En découvrant ces routes je me suis vraiment dit qu’il aurait été bon de faire tout cela à pied, en autonomie en bivouaquant (le camping sauvage est légal mais doit suivre certaines règles) et en prenant plus de temps pour attendre les bonnes éclaircies et faire de belles photos. Malheureusement je voulais me déplacer rapidement, avec mon véhicule de location afin d’en voir le maximum, et donc je n’étais pas équipé pour la marche et le bivouac, mais la prochaine fois j’emporterai cet équipement afin de profiter au maximum de ces routes :

Quelques conseils

Je vous laisse une petite carte pour vous indiquer les routes que j’ai préférées. Ce ne sont clairement pas des routes touristiques et voici plusieurs conseils pratiques.
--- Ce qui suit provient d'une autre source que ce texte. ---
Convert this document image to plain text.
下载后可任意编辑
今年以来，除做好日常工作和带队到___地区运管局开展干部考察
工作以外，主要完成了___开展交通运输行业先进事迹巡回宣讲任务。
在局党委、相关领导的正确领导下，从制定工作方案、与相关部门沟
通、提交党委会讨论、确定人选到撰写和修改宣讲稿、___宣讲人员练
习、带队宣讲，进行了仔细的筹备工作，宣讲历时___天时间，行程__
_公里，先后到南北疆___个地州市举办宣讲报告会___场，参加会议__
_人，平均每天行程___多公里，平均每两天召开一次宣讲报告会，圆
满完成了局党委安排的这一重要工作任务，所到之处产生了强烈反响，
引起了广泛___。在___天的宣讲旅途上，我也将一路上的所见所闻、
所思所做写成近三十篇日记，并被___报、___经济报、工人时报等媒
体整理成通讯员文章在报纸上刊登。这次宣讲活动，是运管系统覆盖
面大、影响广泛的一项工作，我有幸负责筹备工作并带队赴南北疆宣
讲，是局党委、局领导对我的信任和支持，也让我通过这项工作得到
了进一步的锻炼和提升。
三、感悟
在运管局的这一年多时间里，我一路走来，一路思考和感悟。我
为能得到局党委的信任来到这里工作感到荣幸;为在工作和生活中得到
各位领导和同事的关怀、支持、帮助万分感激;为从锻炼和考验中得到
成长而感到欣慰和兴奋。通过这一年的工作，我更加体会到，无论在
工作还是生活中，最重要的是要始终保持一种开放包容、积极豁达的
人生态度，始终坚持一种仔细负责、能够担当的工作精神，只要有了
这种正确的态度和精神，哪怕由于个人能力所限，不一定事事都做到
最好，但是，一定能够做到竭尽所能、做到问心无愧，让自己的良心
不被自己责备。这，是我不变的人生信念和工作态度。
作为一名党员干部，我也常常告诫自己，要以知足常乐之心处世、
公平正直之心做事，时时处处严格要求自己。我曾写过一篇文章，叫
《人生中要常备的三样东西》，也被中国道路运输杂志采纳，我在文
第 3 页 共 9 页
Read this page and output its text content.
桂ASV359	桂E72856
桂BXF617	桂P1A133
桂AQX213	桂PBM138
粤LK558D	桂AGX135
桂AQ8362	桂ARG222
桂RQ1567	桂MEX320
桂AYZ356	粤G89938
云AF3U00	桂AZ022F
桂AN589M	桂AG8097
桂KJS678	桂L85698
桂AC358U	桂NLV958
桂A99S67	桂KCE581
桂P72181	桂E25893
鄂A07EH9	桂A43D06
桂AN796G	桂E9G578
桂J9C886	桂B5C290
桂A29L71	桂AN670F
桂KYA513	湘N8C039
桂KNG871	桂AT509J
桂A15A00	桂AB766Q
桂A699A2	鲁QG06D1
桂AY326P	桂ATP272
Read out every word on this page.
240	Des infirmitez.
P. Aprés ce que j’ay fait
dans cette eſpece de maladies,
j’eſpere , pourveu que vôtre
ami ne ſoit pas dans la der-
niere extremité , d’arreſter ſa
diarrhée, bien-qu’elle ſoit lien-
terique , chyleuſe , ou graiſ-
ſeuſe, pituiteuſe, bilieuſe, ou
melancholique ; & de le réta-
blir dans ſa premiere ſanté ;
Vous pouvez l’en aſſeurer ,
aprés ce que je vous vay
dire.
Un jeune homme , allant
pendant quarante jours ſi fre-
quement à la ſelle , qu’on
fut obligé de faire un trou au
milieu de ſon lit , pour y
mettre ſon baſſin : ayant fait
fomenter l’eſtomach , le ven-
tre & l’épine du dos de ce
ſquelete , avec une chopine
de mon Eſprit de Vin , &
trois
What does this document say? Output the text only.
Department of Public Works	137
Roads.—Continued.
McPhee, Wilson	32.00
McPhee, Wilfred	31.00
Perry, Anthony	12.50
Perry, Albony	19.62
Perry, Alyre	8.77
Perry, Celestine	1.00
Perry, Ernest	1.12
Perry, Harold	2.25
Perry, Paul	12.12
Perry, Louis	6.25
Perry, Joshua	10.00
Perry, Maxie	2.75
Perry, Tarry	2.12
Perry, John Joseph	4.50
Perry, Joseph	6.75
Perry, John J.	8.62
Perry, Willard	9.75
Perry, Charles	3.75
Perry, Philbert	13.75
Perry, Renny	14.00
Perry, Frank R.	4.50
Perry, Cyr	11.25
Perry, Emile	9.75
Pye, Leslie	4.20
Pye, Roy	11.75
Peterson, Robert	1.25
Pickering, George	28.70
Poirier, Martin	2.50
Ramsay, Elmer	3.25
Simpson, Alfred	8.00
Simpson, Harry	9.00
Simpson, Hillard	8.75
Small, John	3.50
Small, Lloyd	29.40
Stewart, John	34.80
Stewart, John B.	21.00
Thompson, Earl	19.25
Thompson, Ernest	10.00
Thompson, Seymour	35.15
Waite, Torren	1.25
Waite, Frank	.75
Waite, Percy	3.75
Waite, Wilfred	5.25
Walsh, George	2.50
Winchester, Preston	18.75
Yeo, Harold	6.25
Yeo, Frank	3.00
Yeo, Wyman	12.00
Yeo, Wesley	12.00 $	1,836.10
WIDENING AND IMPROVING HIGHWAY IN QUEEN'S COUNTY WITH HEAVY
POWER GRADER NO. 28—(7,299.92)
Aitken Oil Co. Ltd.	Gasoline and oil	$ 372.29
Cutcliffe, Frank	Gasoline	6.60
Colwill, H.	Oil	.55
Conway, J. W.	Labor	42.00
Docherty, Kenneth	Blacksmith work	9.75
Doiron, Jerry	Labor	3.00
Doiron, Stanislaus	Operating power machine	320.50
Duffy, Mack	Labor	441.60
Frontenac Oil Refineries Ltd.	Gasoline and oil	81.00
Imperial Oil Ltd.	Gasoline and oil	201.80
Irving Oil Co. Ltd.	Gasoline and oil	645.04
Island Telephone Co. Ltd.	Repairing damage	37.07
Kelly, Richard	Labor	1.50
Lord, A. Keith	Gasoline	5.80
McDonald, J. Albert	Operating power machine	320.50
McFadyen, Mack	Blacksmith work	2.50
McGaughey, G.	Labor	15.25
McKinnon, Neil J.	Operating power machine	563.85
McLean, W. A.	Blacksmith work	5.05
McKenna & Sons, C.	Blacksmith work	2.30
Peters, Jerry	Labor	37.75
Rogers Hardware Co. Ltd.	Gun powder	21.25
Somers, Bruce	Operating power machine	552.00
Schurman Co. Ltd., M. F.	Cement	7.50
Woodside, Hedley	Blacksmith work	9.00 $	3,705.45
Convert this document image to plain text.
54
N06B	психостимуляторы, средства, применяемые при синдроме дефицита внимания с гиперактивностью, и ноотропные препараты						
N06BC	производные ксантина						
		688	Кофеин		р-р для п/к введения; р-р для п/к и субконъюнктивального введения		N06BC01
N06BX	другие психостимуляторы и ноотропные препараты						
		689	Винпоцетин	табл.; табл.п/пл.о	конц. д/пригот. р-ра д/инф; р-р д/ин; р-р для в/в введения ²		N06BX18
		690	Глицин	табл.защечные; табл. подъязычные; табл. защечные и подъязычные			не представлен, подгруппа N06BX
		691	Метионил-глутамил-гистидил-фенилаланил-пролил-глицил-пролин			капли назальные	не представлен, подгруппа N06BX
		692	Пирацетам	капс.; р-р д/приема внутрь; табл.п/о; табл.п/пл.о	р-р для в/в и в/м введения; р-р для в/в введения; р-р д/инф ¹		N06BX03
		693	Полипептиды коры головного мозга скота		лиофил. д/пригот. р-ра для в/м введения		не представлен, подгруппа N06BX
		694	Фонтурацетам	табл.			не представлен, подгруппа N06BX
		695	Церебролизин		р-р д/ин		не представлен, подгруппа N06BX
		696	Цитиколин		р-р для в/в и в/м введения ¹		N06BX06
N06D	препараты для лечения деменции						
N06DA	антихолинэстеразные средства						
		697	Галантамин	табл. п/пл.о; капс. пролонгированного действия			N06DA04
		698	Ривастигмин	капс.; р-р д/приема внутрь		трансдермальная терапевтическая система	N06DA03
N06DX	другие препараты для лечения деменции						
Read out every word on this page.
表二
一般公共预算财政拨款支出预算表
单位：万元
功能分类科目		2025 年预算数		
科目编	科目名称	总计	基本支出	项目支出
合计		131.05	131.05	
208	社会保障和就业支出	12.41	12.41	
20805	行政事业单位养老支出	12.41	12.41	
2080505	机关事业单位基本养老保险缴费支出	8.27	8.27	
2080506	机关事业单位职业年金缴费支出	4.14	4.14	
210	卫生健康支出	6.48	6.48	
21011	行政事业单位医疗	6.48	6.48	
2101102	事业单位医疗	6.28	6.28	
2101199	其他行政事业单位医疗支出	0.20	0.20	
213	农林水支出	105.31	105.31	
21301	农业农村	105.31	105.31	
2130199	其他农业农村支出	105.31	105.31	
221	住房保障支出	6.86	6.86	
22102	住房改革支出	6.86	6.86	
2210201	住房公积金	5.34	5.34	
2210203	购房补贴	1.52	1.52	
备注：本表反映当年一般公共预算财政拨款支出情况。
  • En Ecosse on roule à gauche, cela peut paraître débile comme conseil, mais les routes de l’intérieur du pays étant souvent sur une seule voie, il est très facile lorsque qu’une deuxième voie s’ouvre sur la route de reprendre naturellement votre voie de droite.
  • Attention aux nids de poule, ainsi qu’aux bas-côtés. Souvent imbibés, on peut avoir l’impression de se ranger dans l’herbe mais on s’enfonce très facilement, bref facile de se retrouver “entourbé”.
  • Contrairement à la France, les routes d’Ecosse passent souvent dans des prés ou chassés de cerfs. Vous le verrez facilement car vous passerez sur des grilles à bétail, aussi attention aux animaux pouvant rapidement traverser ou bien dormir simplement au milieu de la route…
  • Enfin, vous roulez généralement sur des routes à une seule voie mais pas à sens unique. Pour cela vous trouverez des “passing-places” qui sont des élargissements de la route permettant de se croiser. Il ne semble pas y avoir de règles sur la priorité, juste la courtoisie et personne n’oublie de faire un petit signe pour remercier celui qui a laissé le passage.